Da tali considerazioni discenderebbe il contrasto tanto con l’art. 3 Cost., quanto con il principio di proporzionalità della pena desumibile dall’art. 27 Cost. Com’è noto, il primo canone è espressione del principio di eguaglianza e rappresenta un criterio che attiene alla giustificabilità delle scelte del legislatore: è, infatti, ragionevole la decisione non incongrua o sorretta da giustificazione da parte di chi compie la scelta stessa. Il principio di proporzionalità, diversamente, concerne il rapporto tra illecito e sanzione penale. Esso impone la valutazione circa la coerenza delle decisioni compiute dal legislatore in punto di commisurazione dell’entità della pena, valutazione intimamente connessa al disvalore del fatto commesso. Solo l’espiazione di una pena proporzionata verrà avvertita dal reo come giusta e, dunque, potrà avere effetti positivi circa il suo reinserimento sociale.
Un secondo profilo di censura attiene alla disparità di trattamento sanzionatorio tra le condotte descritte dall’art. 5, comma 8-bis, norma di natura speciale e pluri-offensiva, e quelle previste dall’art. 489 c.p., il quale dispone la riduzione di un terzo della pena prevista per i delitti di falsità materiale commessi dai privati in favore di chi, senza essere concorso nella falsità, faccia soltanto uso di un atto falso. La disposizione censurata, pur contemplando una pena più severa rispetto alle comuni ipotesi di falso, non terrebbe – quindi – conto del differente disvalore delle
due tipologie di aggressione ai beni giuridici tutelati (pubblica fede, gestione dei flussi migratori e interesse dello Stato alla regolarità degli ingressi).

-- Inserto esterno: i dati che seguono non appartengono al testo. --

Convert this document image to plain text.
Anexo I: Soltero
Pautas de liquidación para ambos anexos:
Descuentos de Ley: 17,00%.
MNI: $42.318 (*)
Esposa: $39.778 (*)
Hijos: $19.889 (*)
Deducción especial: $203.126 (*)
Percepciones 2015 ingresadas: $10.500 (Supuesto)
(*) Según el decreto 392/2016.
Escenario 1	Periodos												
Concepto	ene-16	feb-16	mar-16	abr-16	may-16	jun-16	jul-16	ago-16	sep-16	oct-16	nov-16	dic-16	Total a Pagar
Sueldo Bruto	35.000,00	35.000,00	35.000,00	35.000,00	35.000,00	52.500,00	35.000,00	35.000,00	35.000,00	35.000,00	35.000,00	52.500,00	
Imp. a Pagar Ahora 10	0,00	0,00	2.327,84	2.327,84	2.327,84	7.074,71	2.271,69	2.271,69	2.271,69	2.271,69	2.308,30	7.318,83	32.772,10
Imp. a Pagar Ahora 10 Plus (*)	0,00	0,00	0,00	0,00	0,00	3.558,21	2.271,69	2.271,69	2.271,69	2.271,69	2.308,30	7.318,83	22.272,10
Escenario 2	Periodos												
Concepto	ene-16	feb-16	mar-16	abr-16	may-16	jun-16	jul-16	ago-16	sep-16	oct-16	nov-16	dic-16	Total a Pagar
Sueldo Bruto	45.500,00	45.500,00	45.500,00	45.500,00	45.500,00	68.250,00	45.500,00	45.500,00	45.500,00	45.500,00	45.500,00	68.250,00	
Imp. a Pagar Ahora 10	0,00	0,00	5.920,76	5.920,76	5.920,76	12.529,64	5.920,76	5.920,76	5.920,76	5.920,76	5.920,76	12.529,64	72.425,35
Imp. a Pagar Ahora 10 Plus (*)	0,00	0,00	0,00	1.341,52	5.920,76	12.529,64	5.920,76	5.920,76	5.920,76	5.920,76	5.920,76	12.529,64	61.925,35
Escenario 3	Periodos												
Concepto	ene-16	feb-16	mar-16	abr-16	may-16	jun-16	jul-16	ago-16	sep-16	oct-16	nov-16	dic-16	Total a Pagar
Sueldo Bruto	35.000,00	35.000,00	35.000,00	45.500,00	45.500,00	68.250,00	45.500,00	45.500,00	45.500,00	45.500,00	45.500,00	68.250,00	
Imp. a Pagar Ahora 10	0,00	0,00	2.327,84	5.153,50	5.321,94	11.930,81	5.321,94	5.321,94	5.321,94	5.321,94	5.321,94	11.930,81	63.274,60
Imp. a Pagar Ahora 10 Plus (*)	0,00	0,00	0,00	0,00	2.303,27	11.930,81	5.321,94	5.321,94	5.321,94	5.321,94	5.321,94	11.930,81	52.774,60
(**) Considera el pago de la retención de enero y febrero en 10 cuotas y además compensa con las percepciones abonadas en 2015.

L’Avvocatura generale dello Stato osserva come proprio la natura speciale e plurioffensiva del reato oggetto di censura, se raffrontata alla diversa natura mono-offensiva dei comuni delitti di falso, escluderebbe la sproporzione della scelta sanzionatoria. I comuni delitti di falso, quindi, costituirebbero tertia comparationis disomogenei poiché solo parzialmente sovrapponibili alla fattispecie di cui all’art. 5, comma 8-bis in ragione del bene oggetto di tutela. Non sarebbe, quindi, possibile per la Corte Costituzionale decidere secondo il c.d. sindacato a rime obbligate, prospettato dal rimettente. Detta tipologia di sindacato imporrebbe, infatti, l’individuazione di una norma già presente nell’ordinamento giuridico che tuteli il medesimo bene protetto dalla disposizione oggetto di giudizio (c.d. tertium comparationis) al fine di procedere con il vaglio di proporzionalità ex artt. 3 e 27, comma 3 Cost. e art. 49, comma 3 CDFUE.

LA SOLUZIONE
I giudici della Corte costituzionale circoscrivono, dapprima, l’oggetto di censura: questo coincide, invero, con la mancata previsione di una cornice edittale differenziata per le singole fattispecie astratte previste dalla disposizione incriminatrice, e – in particolare – la mancata previsione di una pena ridotta di un terzo per la fattispecie meno grave, che il rimettente individua in quella di mera utilizzazione del documento da altri contraffatto o alterato. Da ciò discenderebbe la violazione del principio di uguaglianza, sotto il duplice profilo dell’irragionevole eguale trattamento di situazioni diverse e dell’irragionevole disparità di trattamento rispetto ai tertia comparationis ricavabili dalla disciplina dei delitti di falsità documentale previsti dal Codice penale.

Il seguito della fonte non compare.